In our study, as noted above, women who reported current pregnancy had higher FIM scores and less impaired neurological categories. These discharge outcome measures often improve 1 to 2 years post injury.17 As NSCID participants were interviewed 1 to 35 years post SCI, the cohort of currently pregnant women may actually have better functional status than indicated by their FIM scores. This would be reflected in the CHART physical independence, mobility and occupation scores, which were also significantly greater for these women.

Psychological consequences may discourage women from seeking pregnancy after SCI and thus result in lower pregnancy rates. We found higher SWLS values among women from NSCID reporting current pregnancy. The literature offers conflicting findings about whether women with SCI experience more anxiety and fear regarding pregnancy and caring for a child than do nondisabled women.

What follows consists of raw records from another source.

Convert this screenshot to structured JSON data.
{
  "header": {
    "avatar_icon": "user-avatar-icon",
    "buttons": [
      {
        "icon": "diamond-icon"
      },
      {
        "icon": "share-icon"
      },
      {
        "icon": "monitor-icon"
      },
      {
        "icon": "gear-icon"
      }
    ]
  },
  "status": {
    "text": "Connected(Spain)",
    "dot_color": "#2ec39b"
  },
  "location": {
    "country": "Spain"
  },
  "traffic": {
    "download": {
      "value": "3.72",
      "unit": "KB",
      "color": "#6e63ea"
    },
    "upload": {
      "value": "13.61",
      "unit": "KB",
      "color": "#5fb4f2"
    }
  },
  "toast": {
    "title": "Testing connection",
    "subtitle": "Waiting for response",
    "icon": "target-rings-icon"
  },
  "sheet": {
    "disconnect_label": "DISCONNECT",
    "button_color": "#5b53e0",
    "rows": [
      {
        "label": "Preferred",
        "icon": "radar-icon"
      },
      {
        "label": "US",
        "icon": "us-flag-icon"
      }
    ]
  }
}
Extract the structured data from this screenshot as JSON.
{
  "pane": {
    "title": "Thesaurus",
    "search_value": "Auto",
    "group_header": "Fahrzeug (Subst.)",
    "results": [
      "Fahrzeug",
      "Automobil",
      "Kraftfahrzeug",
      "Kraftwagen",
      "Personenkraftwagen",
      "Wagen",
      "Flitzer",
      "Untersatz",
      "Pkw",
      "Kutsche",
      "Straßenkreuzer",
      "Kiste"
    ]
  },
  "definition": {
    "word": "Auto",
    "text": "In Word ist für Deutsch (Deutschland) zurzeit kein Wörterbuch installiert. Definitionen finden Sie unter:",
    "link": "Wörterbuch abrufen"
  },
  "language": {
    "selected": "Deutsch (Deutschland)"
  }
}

Seemingly paradoxically, one study involving 114 women with SCI found that women who became pregnant were statistically significantly more likely to report fears of pregnancy or worries about child rearing than were nonpregnant women with SCI.4 It appears that the pregnant women did not allow their heightened anxieties to determine their pregnancy decisions.4 A qualitative study involving in-depth interviews with women with SCI about their attitudes concerning childbirth and parenting identified several themes, including: perceptions that childbirth is unique and positive; the need for person-centered care and control during obstetrical care; and the critical importance of taking a biopsychosocial framework when working with pregnant women with SCI.18

Finally, although a complete literature review is beyond our scope here, it is clear that much remains to be learned about the physical, physiological and psychosocial interrelationship of pregnancy and SCI. Factors associated with reproductive system aging and how this affects women with SCI have never been examined. However, these factors may be critical in considering conception and pregnancy among women with SCI. Other important issues involve the potential impact of delayed childbearing among women with SCI and implications for their pre-conception and prenatal care. Educating women with SCI about their choices—being open about what is currently known and not known about pregnancy among women with SCI—is essential when working with women to maximize the likelihood of safe pregnancies and healthy outcomes for mother and child.